Since the break-up of the Soviet Union, most of the former Soviet republics and satellites found themselves cast adrift, not part of the Russian orbit and not really part of any other grouping. Moscow still held links to all of them, but it exercised few of its levers of control over them during Russia’s internal meltdown during the 1990s. During that period, a number of these states — Estonia, Latvia, Lithuania, Poland, Hungary, Romania, Bulgaria and the former Czechoslovakia to be exact — managed to spin themselves out of the Russian orbit and attach themselves to the European Union and NATO. Others — Azerbaijan, Georgia, Moldova, Uzbekistan, Kyrgyzstan and Ukraine — attempted to follow the path Westward, but have not succeeded at this point. Of these six, Ukraine is by far the most critical. It is not simply the most populous of Russia’s former possessions or the birthplace of the Russian ethnicity, it is the most important province of the former Russian Empire and holds the key to the future of Eurasia.

First, the incidental reasons. Ukraine is the Russian Empire’s breadbasket. It is also the location of nearly all of Russia’s infrastructure links not only to Europe, but also to the Caucasus, making it critical for both trade and internal coherence; it is central to the existence of a state as multiethnic and chronically poor as Russia. The Ukrainian port of Sevastopol is home to Russia’s Black Sea fleet, and Ukrainian ports are the only well-developed warm-water ports Russia has ever had. Belarus’ only waterborne exports traverse the Dnieper River, which empties into the Black Sea via Ukraine. Therefore, as goes Ukraine, so goes Belarus. Not only is Ukraine home to some 15 million ethnic Russians — the largest concentration of Russians outside Russia proper — they reside in a zone geographically identical and contiguous to Russia itself. That zone is also the Ukrainian agricultural and industrial heartland, which again is integrated tightly into the Russian core.

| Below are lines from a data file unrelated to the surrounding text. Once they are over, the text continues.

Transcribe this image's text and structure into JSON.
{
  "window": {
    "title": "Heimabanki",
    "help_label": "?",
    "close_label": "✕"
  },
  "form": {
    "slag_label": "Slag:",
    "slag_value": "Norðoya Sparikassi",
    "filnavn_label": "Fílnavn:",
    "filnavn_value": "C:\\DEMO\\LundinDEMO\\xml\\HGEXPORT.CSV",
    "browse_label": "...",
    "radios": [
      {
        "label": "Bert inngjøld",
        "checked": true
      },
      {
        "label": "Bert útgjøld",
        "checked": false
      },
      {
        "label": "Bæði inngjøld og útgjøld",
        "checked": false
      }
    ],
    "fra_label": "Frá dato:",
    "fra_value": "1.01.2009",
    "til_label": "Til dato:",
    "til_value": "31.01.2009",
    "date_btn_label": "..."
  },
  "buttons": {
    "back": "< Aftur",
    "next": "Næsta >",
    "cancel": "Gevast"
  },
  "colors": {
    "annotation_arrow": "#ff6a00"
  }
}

These are all important factors for Moscow, but ultimately they pale before the only rationale that really matters: Ukraine is the only former Russian imperial territory that is both useful and has a natural barrier protecting it. Belarus is on the Northern European Plain, aka the invasion highway of Europe. The Baltics are all easily accessible by sea. The Caucasian states of Armenia, Azerbaijan and Georgia are on the wrong side of the Caucasus Mountains (and Russia’s northern Caucasus republics — remember Chechnya? — aren’t exactly the cream of the crop of Russian possessions). It is true that Central Asia is anchored in mountains to the south, but the region is so large and boasts so few Slavs that it cannot be controlled reliably or cheaply. And Siberia is too huge to be useful.

Without Ukraine, Russia is a desperately defensive power, lacking any natural defenses aside from sheer distance. Moscow and Volgograd, two of Russia’s critically strategic cities, are within 300 miles of Ukraine’s eastern border. Russia lacks any natural internal transport options — its rivers neither interconnect nor flow anywhere useful, and are frozen much of the year — so it must preposition defensive forces everywhere, a burden that has been beyond Russia’s capacity to sustain even in the best of times. The (quite realistic) Russian fear is that without Ukraine, the Europeans will pressure Russia along its entire western periphery, the Islamic world will pressure Russia along its entire southern periphery, the Chinese will pressure Russia along its southeastern periphery, and the Americans will pressure Russia wherever opportunity presents itself.

Ukraine by contrast has the Carpathians to its west, a handy little barrier that has deflected invaders of all stripes for millennia. These mountains defend Ukraine against tanks coming from the west as effectively as they protected the Balkans against Mongols attacking from the east. Having the Carpathians as a western border reduces Russia’s massive defensive burden. Most important, if Russia can redirect the resources it would have used for defensive purposes on the Ukrainian frontier — whether those resources be economic, intelligence, industrial, diplomatic or military — then Russia retains at least a modicum of offensive capability. And that modicum of offensive ability is more than enough to overmatch any of Russia’s neighbors (with the exception of China).

When Retreat Ends, the Neighbors Get Nervous

This view of Ukraine is not alien to countries in Russia’s neighborhood. They fully understand the difference between a Russia with Ukraine and a Russia without Ukraine, and understand that so long as Ukraine remains independent they have a great deal of maneuvering room. Now that all that remains is the result of an election with no strategic choice at stake, the former Soviet states and satellites realize that their world has just changed.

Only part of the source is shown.